ACANA represents what is potentially the most important aspect of ethical pet foods: transparency. Like several of the brands on this list, ACANA is completely open about the ingredients in its recipes. The animal ingredients are free-range, ranch-raised, or wild-caught, while the plants, grains, and botanicals all come from sustainable sources.
V-Dog's highly-sustainable, vegan dog food is made from a blend of high protein foods such as lentils, oats, rice, flaxseeds, and peas. V-Dog brand dog food has no added wheat, no soy, no animal byproducts of any kind, and no added hormones. As far as ethical dog foods go, V-Dog is definitely at the top of the list.
Wild Earth Pets
Wild Earth Pets is another plant-based dog food that uses yeast, rice, chickpeas, and sweet potato as replacements for animal-based proteins. These ingredients have a much lower environmental impact than meat, which makes them far more sustainable and ethical than the alternative. Wild Earth Pets is also transparent about the fact that all of its proteins are derived from non-GMO crops.

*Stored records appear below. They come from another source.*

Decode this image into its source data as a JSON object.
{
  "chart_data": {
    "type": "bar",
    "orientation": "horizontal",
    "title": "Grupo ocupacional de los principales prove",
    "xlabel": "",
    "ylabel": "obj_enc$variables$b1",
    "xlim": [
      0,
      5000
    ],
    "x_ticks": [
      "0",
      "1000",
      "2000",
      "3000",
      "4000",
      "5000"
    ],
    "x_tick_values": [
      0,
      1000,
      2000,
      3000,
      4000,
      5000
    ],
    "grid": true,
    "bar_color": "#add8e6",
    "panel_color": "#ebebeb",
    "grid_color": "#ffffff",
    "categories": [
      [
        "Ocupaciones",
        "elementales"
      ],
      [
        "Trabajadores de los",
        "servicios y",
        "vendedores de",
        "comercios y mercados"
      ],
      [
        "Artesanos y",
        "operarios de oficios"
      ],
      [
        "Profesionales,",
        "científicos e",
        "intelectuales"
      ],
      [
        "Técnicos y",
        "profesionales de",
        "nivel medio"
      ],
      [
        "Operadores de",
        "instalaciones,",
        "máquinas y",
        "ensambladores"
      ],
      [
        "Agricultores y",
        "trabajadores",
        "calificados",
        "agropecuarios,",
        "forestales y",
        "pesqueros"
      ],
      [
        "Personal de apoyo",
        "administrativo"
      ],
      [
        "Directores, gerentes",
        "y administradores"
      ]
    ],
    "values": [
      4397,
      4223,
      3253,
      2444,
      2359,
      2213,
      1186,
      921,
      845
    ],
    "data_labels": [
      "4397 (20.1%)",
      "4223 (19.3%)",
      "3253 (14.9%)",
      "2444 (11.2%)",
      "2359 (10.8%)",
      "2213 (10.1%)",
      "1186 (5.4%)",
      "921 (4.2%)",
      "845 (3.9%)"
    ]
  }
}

Kohapet might be based in the U.S. but its array of flavors and ingredients come from ethical, sustainable sources all over the world. Its animal-based dog food formulas contain everything from New Zealand lamb and wild-caught Australian kangaroo, to USDA-inspected, grass-fed cows and cage-free guinea fowl from France.
ORIJEN prides itself on providing high-quality, protein-rich food for pets based on the animals’ natural diets. ORIJEN is also known for incorporating meat and protein ratios into its food that mimics the variety these animals could have expected in the wild. According to the ORIJEN website, all animal proteins are either caught in the wild or procured from sustainable farms where livestock are supposedly treated "ethically."
Like several of the brands on this list, Nom Nom employs board-certified veterinary nutritionists and scientific evidence to create nutritious food for both dogs and cats. It offers a number of healthy combinations of animal protein, vegetables, and grains, all sourced from reputable U.S. producers and suppliers.
Are dog foods that use animal scraps considered ethical?
That said, there is something to be said for dog food brands that utilize animal scraps and byproducts that can, in some cases, be considered ethical. Excess parts like feet, kidneys, and lungs, as well as the bodies of zoo animals or euthanized pets, would normally go to waste. Instead, according to Dog Food Advisor, these pieces are rendered and turned into protein-rich byproduct meals for dog foods.
Even though these byproduct meals are certified safe for dogs, not every pet parent is comfortable feeding them to their pet. Interestingly, some vegan and vegetarian pet parents whose dogs or cats need to eat meat-based diets will opt for pet food made from rendering plants, since these options do not directly contribute to the animal agriculture industry.